Das Erinnern an die alte Heimat transformierte das Trauma des Verlusts in ein ideelles Gut, welches Bestand hat. Überhöhung und Idealisierung der Heimat hatten eine Trostfunktion, um über den Verlust hinwegzukommen. Sie dienten und dienen auch der Identitätskonstruktion in entwurzelten Zeiten.

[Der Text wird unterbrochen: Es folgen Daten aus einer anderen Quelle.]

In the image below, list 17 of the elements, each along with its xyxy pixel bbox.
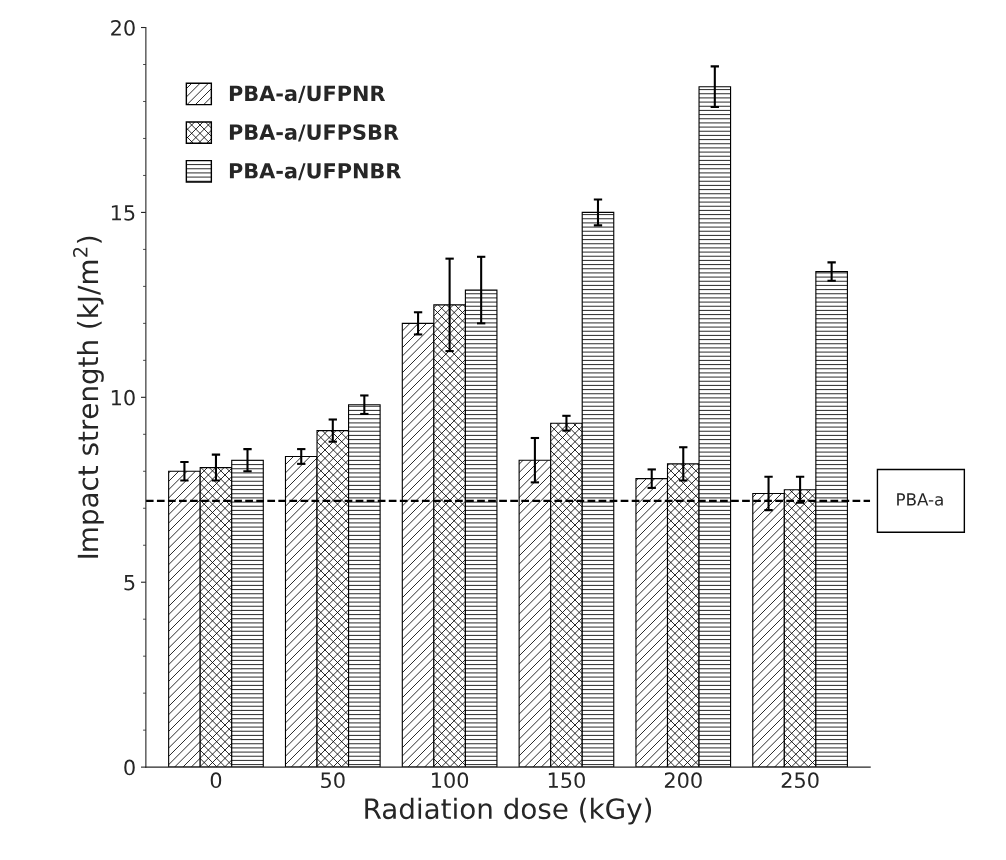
y-tick-label: 0 [124, 759, 135, 776]
y-tick-label: 20 [111, 19, 135, 36]
x-tick-label: 100 [432, 772, 469, 789]
x-tick-label: 150 [548, 772, 585, 789]
legend-label: PBA-a/UFPNR [229, 85, 386, 103]
x-tick-label: 250 [781, 772, 819, 789]
legend-label: PBA-a/UFPSBR [229, 124, 399, 142]
x-tick-label: 50 [321, 772, 345, 789]
y-axis-title: Impact strength (kJ/m$^{2}$) [72, 236, 104, 558]
y-tick-label: 10 [111, 389, 135, 406]
ref-line-label: PBA-a [897, 493, 943, 506]
y-tick-label: 5 [124, 574, 135, 591]
x-tick-label: 200 [664, 772, 702, 789]
x-tick-label: 0 [210, 772, 222, 789]
legend-label: PBA-a/UFPNBR [229, 163, 401, 181]
x-axis-title: Radiation dose (kGy) [365, 797, 652, 825]
y-tick-label: 15 [111, 205, 135, 221]
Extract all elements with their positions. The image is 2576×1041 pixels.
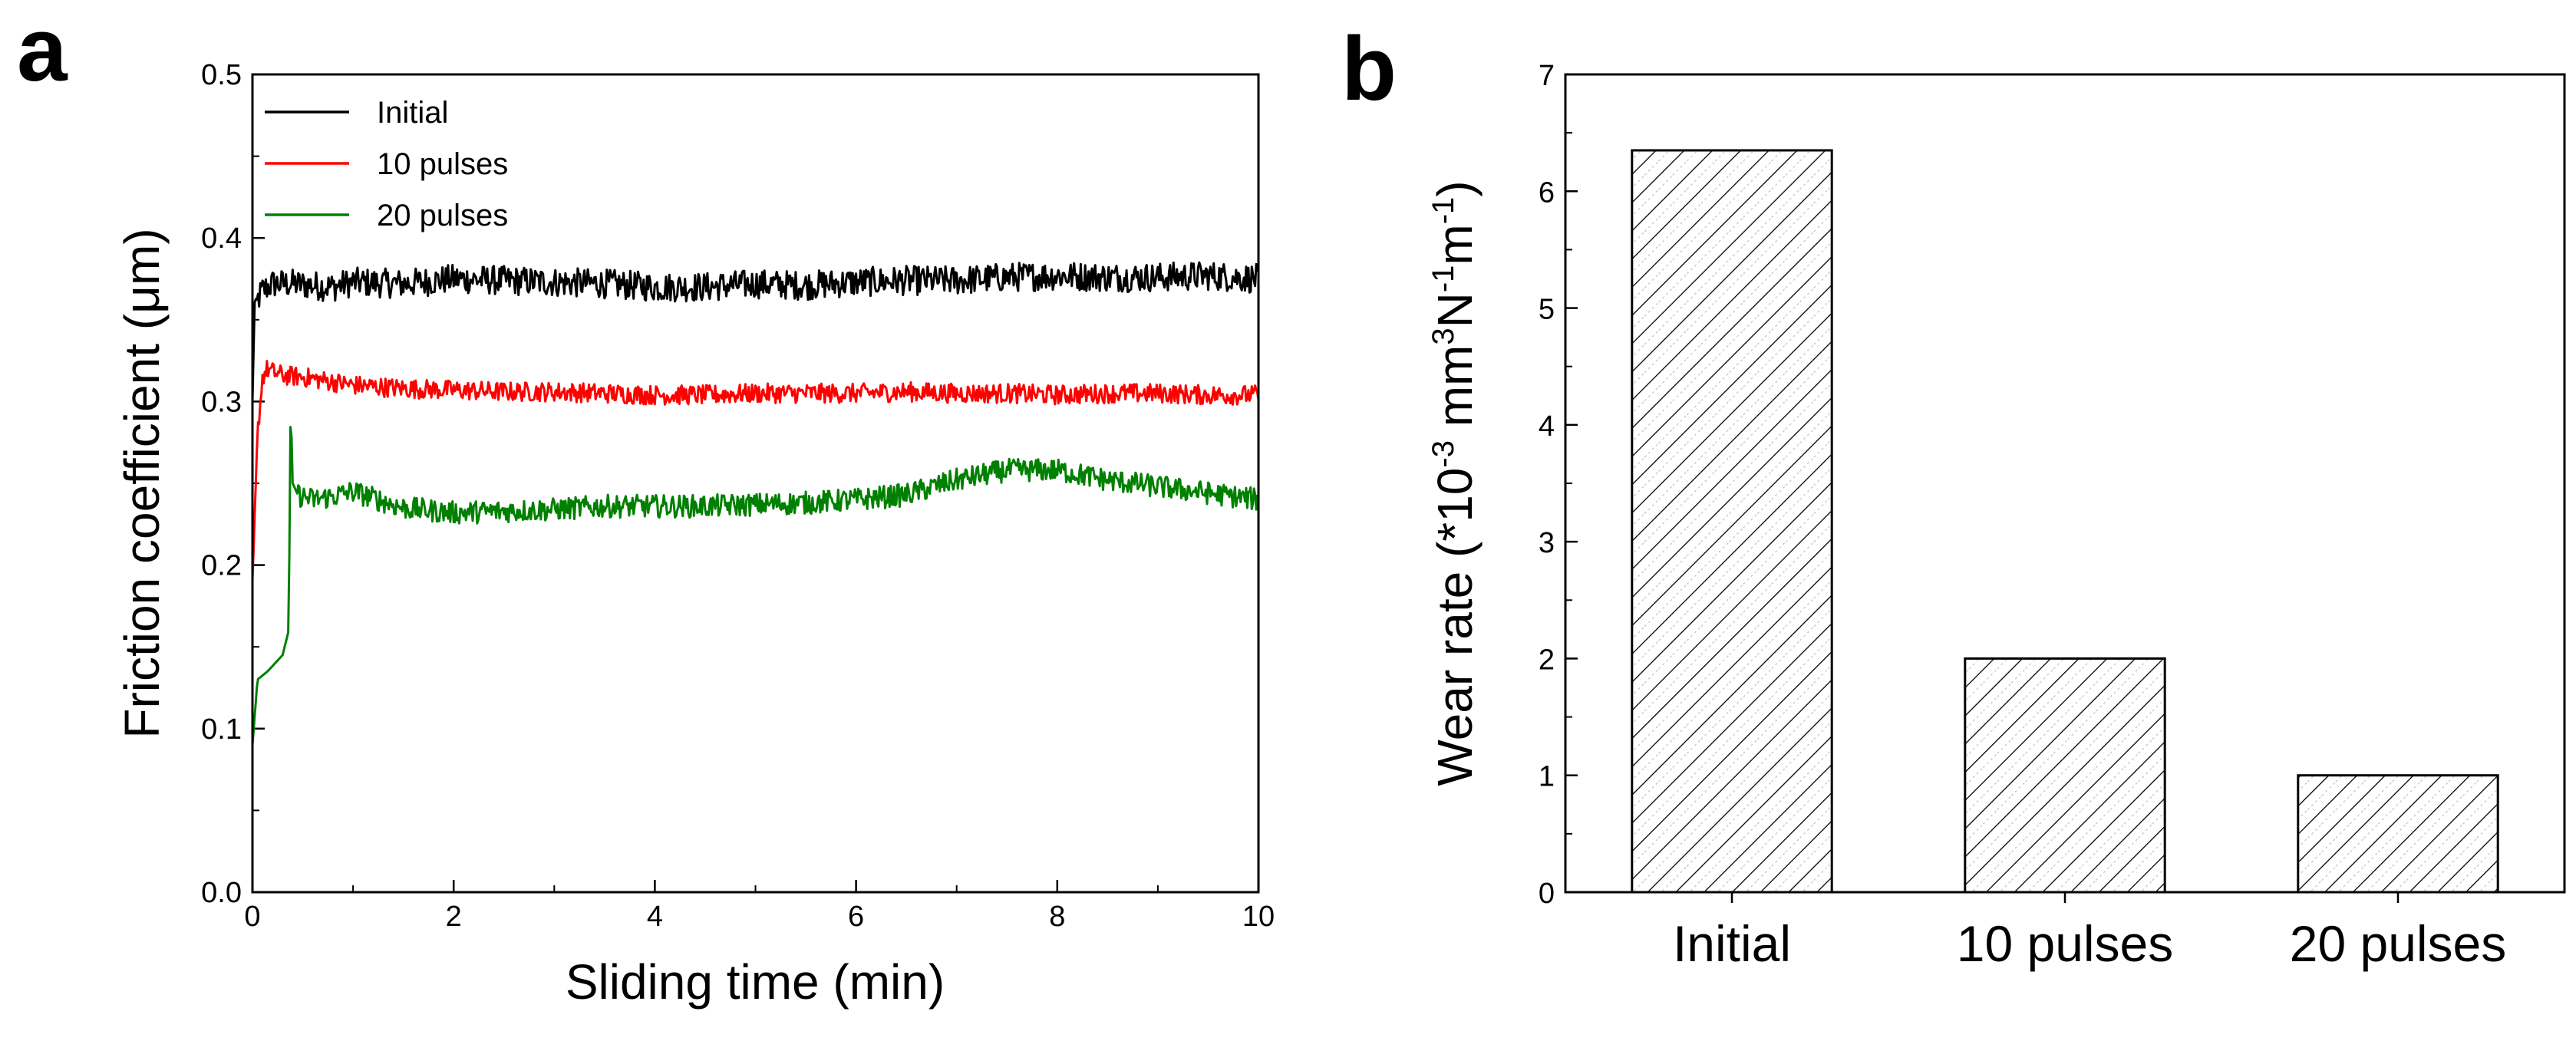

Die traumatische Erfahrung, dass Orte einfach ausgelöscht werden können, dass eine Heimat verloren gehen kann, hat sich den deutschen Nachkriegsgenerationen eingeschrieben. Die Suche nach den Wurzeln der Großeltern und Eltern ist auch eine Suche nach den verschwundenen Orten der Familiengeschichte, nach den Leerstellen der Familienidentität.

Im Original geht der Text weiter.